Selain data GDI, Linda mencontohkan data
persentase perempuan yang duduk di
legislatif pada pemilu 2009. Hasil pemilu tersebut menunjukkan hanya ada 18
persen perempuan yang duduk menjadi anggota Dewan perwakilan Rakyat. Sedangkan
di Dewan Perwakilan Daerah, jumlah perempuan hanya 60 orang dari 246 anggota
DPD, atau sekitar 22,7 persen. Sedangkan di yudikatif, baik pada Mahkamah
Konstitusi maupun Mahkamah Agung, posisi strategis yang diisi perempuan baru
5,88 persen.Linda mengatakan data tersebut seharusnya dapat menggugah kesadaran
kaum perempuan kesadaran bahwa posisi perempuan masih di bawah laki-laki.

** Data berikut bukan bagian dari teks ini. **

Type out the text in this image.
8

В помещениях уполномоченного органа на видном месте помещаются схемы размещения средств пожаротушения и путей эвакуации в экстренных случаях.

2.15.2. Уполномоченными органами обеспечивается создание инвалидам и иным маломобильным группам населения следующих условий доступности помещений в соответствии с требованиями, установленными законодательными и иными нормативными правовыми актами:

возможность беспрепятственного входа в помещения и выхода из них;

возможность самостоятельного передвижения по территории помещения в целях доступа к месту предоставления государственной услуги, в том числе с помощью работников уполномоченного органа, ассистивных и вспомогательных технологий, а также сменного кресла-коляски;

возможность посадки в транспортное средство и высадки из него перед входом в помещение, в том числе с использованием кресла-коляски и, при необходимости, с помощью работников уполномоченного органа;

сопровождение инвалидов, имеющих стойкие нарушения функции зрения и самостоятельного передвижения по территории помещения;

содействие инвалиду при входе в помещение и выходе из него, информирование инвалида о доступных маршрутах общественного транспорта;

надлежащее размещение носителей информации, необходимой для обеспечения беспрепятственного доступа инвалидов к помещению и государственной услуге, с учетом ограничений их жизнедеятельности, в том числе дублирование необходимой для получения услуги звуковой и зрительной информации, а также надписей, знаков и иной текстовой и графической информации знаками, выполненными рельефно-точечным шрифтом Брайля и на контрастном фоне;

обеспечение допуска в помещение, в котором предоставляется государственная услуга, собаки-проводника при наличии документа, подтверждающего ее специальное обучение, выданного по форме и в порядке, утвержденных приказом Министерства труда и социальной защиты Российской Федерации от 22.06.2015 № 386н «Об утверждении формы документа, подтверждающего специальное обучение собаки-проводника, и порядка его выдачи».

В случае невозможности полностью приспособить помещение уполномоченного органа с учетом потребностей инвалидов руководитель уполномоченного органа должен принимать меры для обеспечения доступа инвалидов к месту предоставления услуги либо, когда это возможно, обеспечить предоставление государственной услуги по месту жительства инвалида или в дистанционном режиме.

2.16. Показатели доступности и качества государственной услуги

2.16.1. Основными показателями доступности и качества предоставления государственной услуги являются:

"Padahal dari segi edukasi perempuan dan laki-laki tidak berbeda
jauh," kata dia. Ia menjelaskan, dari total jumlah penduduk usia 15 tahun
ke atas, 6,62 persen perempuan melanjutkan ke pendidikan tinggi, sedangkan
laki-laki 7,12 persen.
Pada pidato yang sama, ia mengatakan masih
banyak diskriminasi perempuan dalam kehidupan bermasyarakat. Berdasarkan
analisanya, hal tersebut merupakan implikasi dari konstruksi sosial yang
melahirkan diskriminasi perempuan. Menurutnya masih banyak masyarakat yang
memiliki pola pemikiran yang menempatkan posisi perempuan lebih rendah dari
pada laki-laki. Sayangnya, kata dia, konstruksi sosial itu telah melekat
bertahun-tahun pada masyarakat dan dijadikan mempengaruhi perempuan hingga
dirinya enggan mengembangkan potensinya.